In the Sky studio, Luca Vialli was left with the impression Spalletti can’t do anymore with what he’s got. He sensed a degree of resignation about it all. Rather than that, Spalletti seems to have arrived at a begrudging acceptance of his lot. He is one of the most innovative coaches in the game. An outside-the-box, left-field thinker, capable of reinventing players. Which perhaps proves his point.

If Spalletti can’t find an X factor in this team as he did at Roma by changing Perrotta, Totti and Nainggolan’s positions maybe it’s because the underlying quality isn’t all that great and the squad available to him is too one-dimensional. You may recall Spalletti was declared Inter’s best signing at the end of the summer transfer window. Not a player.

It now looks as though he overachieved by going unbeaten in Inter’s first 17 games of the season. Then just like two seasons ago they folded at the first sign of adversity. Groundhog day. And given Inter have been through five managers in the meantime one conclusion to draw is their problem runs so much deeper than the guy on the bench. The character of the players, old and new, continues to be called into question.

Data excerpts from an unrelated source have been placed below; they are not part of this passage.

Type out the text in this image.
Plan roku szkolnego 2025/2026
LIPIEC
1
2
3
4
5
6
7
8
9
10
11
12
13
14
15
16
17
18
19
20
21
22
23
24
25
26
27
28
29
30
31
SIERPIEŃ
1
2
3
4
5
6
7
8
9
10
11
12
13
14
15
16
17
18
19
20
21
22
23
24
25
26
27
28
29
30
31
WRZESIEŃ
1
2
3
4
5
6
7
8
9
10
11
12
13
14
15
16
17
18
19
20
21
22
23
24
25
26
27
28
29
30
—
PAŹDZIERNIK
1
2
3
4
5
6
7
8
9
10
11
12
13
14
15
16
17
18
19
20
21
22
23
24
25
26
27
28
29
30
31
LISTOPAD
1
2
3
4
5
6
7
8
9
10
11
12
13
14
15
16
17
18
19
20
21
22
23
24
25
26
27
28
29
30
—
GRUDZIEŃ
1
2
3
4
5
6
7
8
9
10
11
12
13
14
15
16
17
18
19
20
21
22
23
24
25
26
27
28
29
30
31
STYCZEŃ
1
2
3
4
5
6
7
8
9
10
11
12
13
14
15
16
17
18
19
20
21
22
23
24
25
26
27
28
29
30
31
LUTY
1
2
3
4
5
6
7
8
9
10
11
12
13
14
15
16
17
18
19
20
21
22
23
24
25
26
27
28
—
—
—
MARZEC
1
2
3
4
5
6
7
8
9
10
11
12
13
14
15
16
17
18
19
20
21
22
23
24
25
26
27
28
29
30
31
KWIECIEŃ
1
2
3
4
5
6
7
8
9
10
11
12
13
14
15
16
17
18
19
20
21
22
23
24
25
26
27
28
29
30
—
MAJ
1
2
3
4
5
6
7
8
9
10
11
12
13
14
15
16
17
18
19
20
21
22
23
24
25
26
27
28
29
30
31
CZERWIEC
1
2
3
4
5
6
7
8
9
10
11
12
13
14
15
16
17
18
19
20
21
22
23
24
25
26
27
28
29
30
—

Confronted with Spalletti’s comments, Antonio Candreva was convinced they were just a ploy to motivate the team. “He can think that,” Spalletti said.

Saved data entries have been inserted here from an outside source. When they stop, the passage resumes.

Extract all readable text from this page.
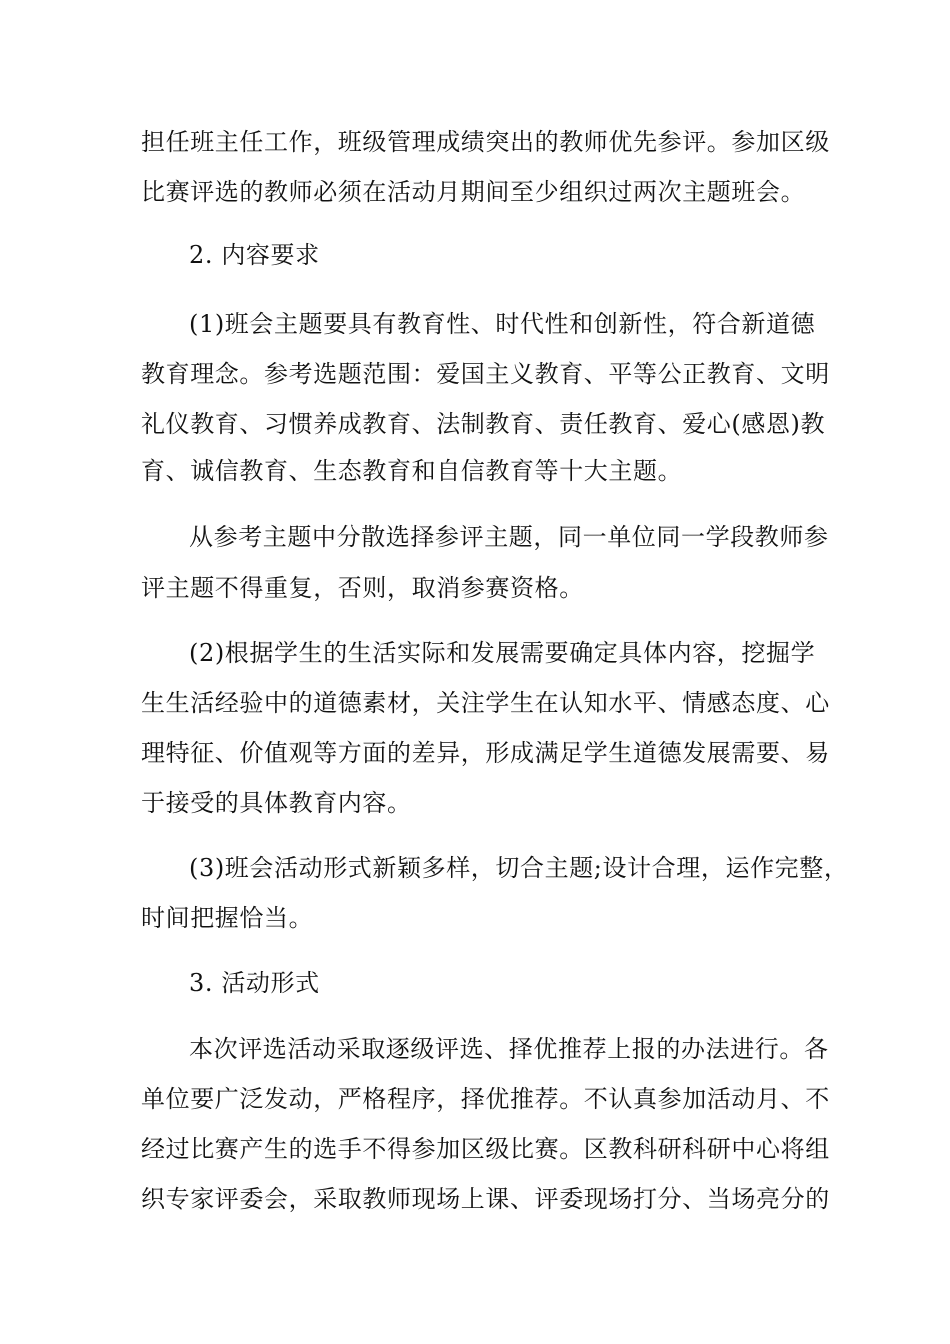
担任班主任工作，班级管理成绩突出的教师优先参评。参加区级
比赛评选的教师必须在活动月期间至少组织过两次主题班会。
2. 内容要求
(1)班会主题要具有教育性、时代性和创新性，符合新道德
教育理念。参考选题范围：爱国主义教育、平等公正教育、文明
礼仪教育、习惯养成教育、法制教育、责任教育、爱心(感恩)教
育、诚信教育、生态教育和自信教育等十大主题。
从参考主题中分散选择参评主题，同一单位同一学段教师参
评主题不得重复，否则，取消参赛资格。
(2)根据学生的生活实际和发展需要确定具体内容，挖掘学
生生活经验中的道德素材，关注学生在认知水平、情感态度、心
理特征、价值观等方面的差异，形成满足学生道德发展需要、易
于接受的具体教育内容。
(3)班会活动形式新颖多样，切合主题;设计合理，运作完整，
时间把握恰当。
3. 活动形式
本次评选活动采取逐级评选、择优推荐上报的办法进行。各
单位要广泛发动，严格程序，择优推荐。不认真参加活动月、不
经过比赛产生的选手不得参加区级比赛。区教科研科研中心将组
织专家评委会，采取教师现场上课、评委现场打分、当场亮分的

Cancelo did not escape his ire too. “Cancelo is the kind of player who tells you he should play further forward if he doesn’t play well on the right and that he should play on the right if he plays on the left.”

By pointing the finger at what he perceives to be a lack of quality, Spalletti clearly also has management in his sights for promises unkept and inadequate recruitment. Inter wasted huge amounts on Geoffrey Kondogbia, Gabriel Barbosa and Joao Mario at a time when new owners Suning were willing to make a splash and weren’t constrained by a change in political circumstance in China. We might as well add Dalbert to that list and pause to remember that Lazio acquired Stefan de Vrij, Sergej Milinkovic-Savic, Luis Alberto and Ciro Immobile for the price of Gabigol.

Of course, the strategy deployed by Spalletti is not without significant risk. Recent history tells us that Inter’s dressing room finds it easier to fall out than come together. Eleven games remain of which only four are at San Siro with Juventus still to visit. Make it five if you include the Derby della Madonnina against a Milan side that boasts double the points Inter have in 2018. The gap between them and their cugini is down from 18 points to just five. This weekend Inter go to Samp, who have been close to perfect at Marassi all season. Then come trips to Torino, Atalanta and Lazio on the final day.

The fixture list is pretty daunting, it demands the utmost realism and explains why a strand of Spalletti’s spiel was essentially about expectation management.  Inter raised them with a long series of fine results at the start of the season. The papers kept them high in both transfer windows, linking Inter with players they were distinctly unlikely to sign, deluding Spalletti and the fans. For Spalletti, keeping everyone’s feet on the ground has been much less of an issue after coming crashing back to earth over the last three months.

On Sunday, it entered a new phase. Spalletti was effectively saying don’t be fooled into thinking everything is suddenly OK again. It won’t be even if Inter do accomplish their goal of qualifying for the Champions League. A rebuild is in order. Yes, another one.